SALINAS – On June 25, 2018 the Monterey County District Attorney’s Office announced that James Abner Smith, 48, of Monterey, pleaded guilty to a charge involving the failure to obtain workers’ compensation insurance for his employees with one prior conviction.
Smith, a California contractor, owns and manages Carmel Landscape Company. On May 17, 2017, the Contractors State Licensing Board (CSLB) investigated a landscaping project at a Carmel residence involving multiple workers. The CSLB investigator determined that the project belonged to Smith. Although workers were present on site and identified Mr. Smith as their employer, Mr. Smith had previously told the CSLB that he did not have employees and was, therefore, “exempt” from workers’ compensation requirements.
“CSLB investigators work throughout the year to protect consumers and also to protect contractors who are following California law,” said California Statewide Law Enforcement Association (CSLEA) President Alan Barcelona. “Those who skirt the law to save money are putting law-abiding contractors at a disadvantage when bids for jobs are made. In addition, they are putting consumers at risk should one of their workers become injured on the job.”

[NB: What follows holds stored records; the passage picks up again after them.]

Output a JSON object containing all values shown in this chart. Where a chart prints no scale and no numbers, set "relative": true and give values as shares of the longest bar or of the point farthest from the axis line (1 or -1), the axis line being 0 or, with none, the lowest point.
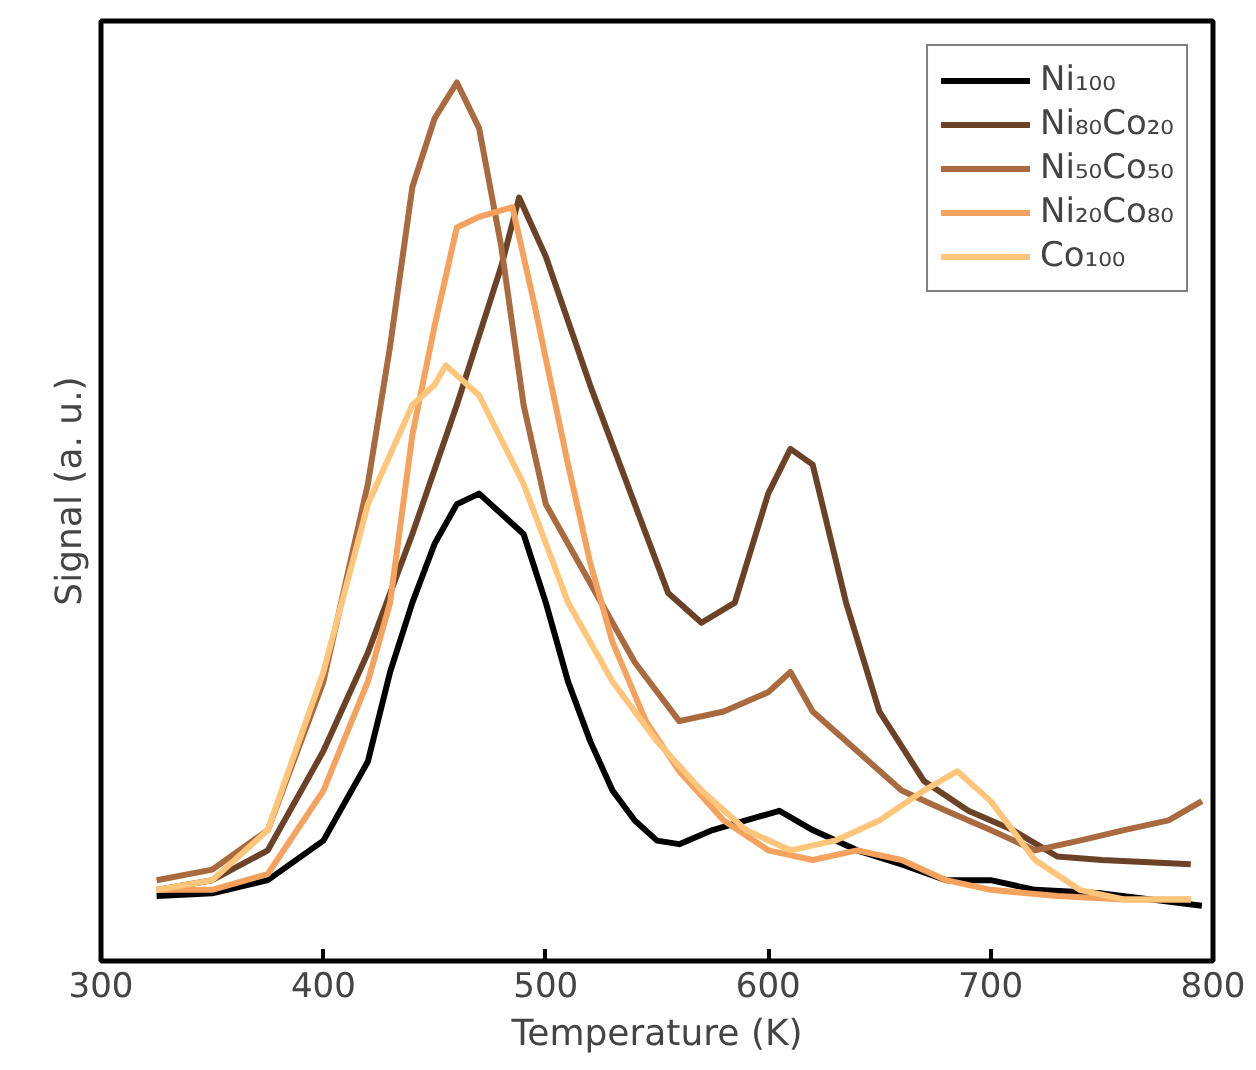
{
  "chart_data": {
    "type": "line",
    "xlabel": "Temperature (K)",
    "ylabel": "Signal (a. u.)",
    "relative": true,
    "xlim": [
      300,
      800
    ],
    "xticks": [
      300,
      400,
      500,
      600,
      700,
      800
    ],
    "tick_labels": "x",
    "grid": false,
    "legend": "top right",
    "line_style": "solid",
    "marker": "none",
    "series": [
      {
        "name": "Ni₁₀₀",
        "color": "#000000",
        "x": [
          325,
          350,
          375,
          400,
          420,
          430,
          440,
          450,
          460,
          470,
          480,
          490,
          500,
          510,
          520,
          530,
          540,
          550,
          560,
          575,
          590,
          605,
          620,
          640,
          660,
          680,
          700,
          720,
          750,
          795
        ],
        "values": [
          0.074,
          0.077,
          0.092,
          0.137,
          0.227,
          0.329,
          0.408,
          0.475,
          0.52,
          0.532,
          0.509,
          0.486,
          0.408,
          0.318,
          0.25,
          0.194,
          0.16,
          0.137,
          0.133,
          0.149,
          0.16,
          0.171,
          0.149,
          0.126,
          0.11,
          0.092,
          0.092,
          0.081,
          0.077,
          0.063
        ]
      },
      {
        "name": "Ni₈₀Co₂₀",
        "color": "#6b4226",
        "x": [
          325,
          350,
          375,
          400,
          420,
          440,
          460,
          480,
          488,
          500,
          520,
          540,
          555,
          570,
          585,
          600,
          610,
          620,
          635,
          650,
          670,
          690,
          710,
          730,
          750,
          790
        ],
        "values": [
          0.081,
          0.092,
          0.126,
          0.239,
          0.351,
          0.486,
          0.633,
          0.791,
          0.869,
          0.802,
          0.655,
          0.52,
          0.419,
          0.385,
          0.408,
          0.532,
          0.583,
          0.565,
          0.408,
          0.284,
          0.205,
          0.171,
          0.149,
          0.119,
          0.115,
          0.11
        ]
      },
      {
        "name": "Ni₅₀Co₅₀",
        "color": "#a86a3e",
        "x": [
          325,
          350,
          375,
          400,
          420,
          430,
          440,
          450,
          460,
          470,
          480,
          490,
          500,
          520,
          540,
          560,
          580,
          600,
          610,
          620,
          640,
          660,
          680,
          700,
          720,
          740,
          760,
          780,
          795
        ],
        "values": [
          0.092,
          0.104,
          0.149,
          0.318,
          0.543,
          0.7,
          0.881,
          0.959,
          1.0,
          0.948,
          0.813,
          0.633,
          0.52,
          0.43,
          0.34,
          0.273,
          0.284,
          0.306,
          0.329,
          0.284,
          0.239,
          0.194,
          0.171,
          0.149,
          0.126,
          0.137,
          0.149,
          0.16,
          0.182
        ]
      },
      {
        "name": "Ni₂₀Co₈₀",
        "color": "#f5a25e",
        "x": [
          325,
          350,
          375,
          400,
          420,
          430,
          440,
          450,
          460,
          470,
          485,
          495,
          510,
          520,
          530,
          545,
          560,
          580,
          600,
          620,
          640,
          660,
          680,
          700,
          730,
          760,
          790
        ],
        "values": [
          0.081,
          0.081,
          0.099,
          0.194,
          0.318,
          0.408,
          0.599,
          0.723,
          0.835,
          0.847,
          0.858,
          0.746,
          0.565,
          0.453,
          0.363,
          0.273,
          0.216,
          0.16,
          0.126,
          0.115,
          0.126,
          0.115,
          0.092,
          0.081,
          0.074,
          0.07,
          0.07
        ]
      },
      {
        "name": "Co₁₀₀",
        "color": "#ffc57a",
        "x": [
          325,
          350,
          375,
          400,
          420,
          440,
          450,
          455,
          470,
          490,
          510,
          530,
          550,
          570,
          590,
          610,
          630,
          650,
          670,
          685,
          700,
          720,
          740,
          760,
          790
        ],
        "values": [
          0.081,
          0.092,
          0.149,
          0.329,
          0.52,
          0.633,
          0.656,
          0.678,
          0.644,
          0.543,
          0.408,
          0.318,
          0.25,
          0.194,
          0.149,
          0.126,
          0.137,
          0.16,
          0.194,
          0.216,
          0.182,
          0.115,
          0.081,
          0.07,
          0.07
        ]
      }
    ]
  }
}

Smith was cited for being in violation of Labor Code section 3700.5. The matter was referred to the Monterey County District Attorney’s Workers’ Compensation Fraud Unit for criminal charges. The District Attorney reviewed the case, determined that Smith had a prior conviction for failing to secure workers compensation insurance, and filed charges.
Smith is scheduled to be sentenced on September 28, 2018. He faces a maximum possible sentence of one year in county jail and a $50,000 fine.
California law mandates that employees be covered by workers’ compensation insurance so that there is adequate medical coverage and other benefits for employees for any work-related injuries that may occur. The mere fact that a worker is hired to simply work on several projects does not, by itself, mean that the worker is not an employee for whom workers compensation insurance must be purchased. The failure to secure workers’ compensation insurance is a criminal offense in California.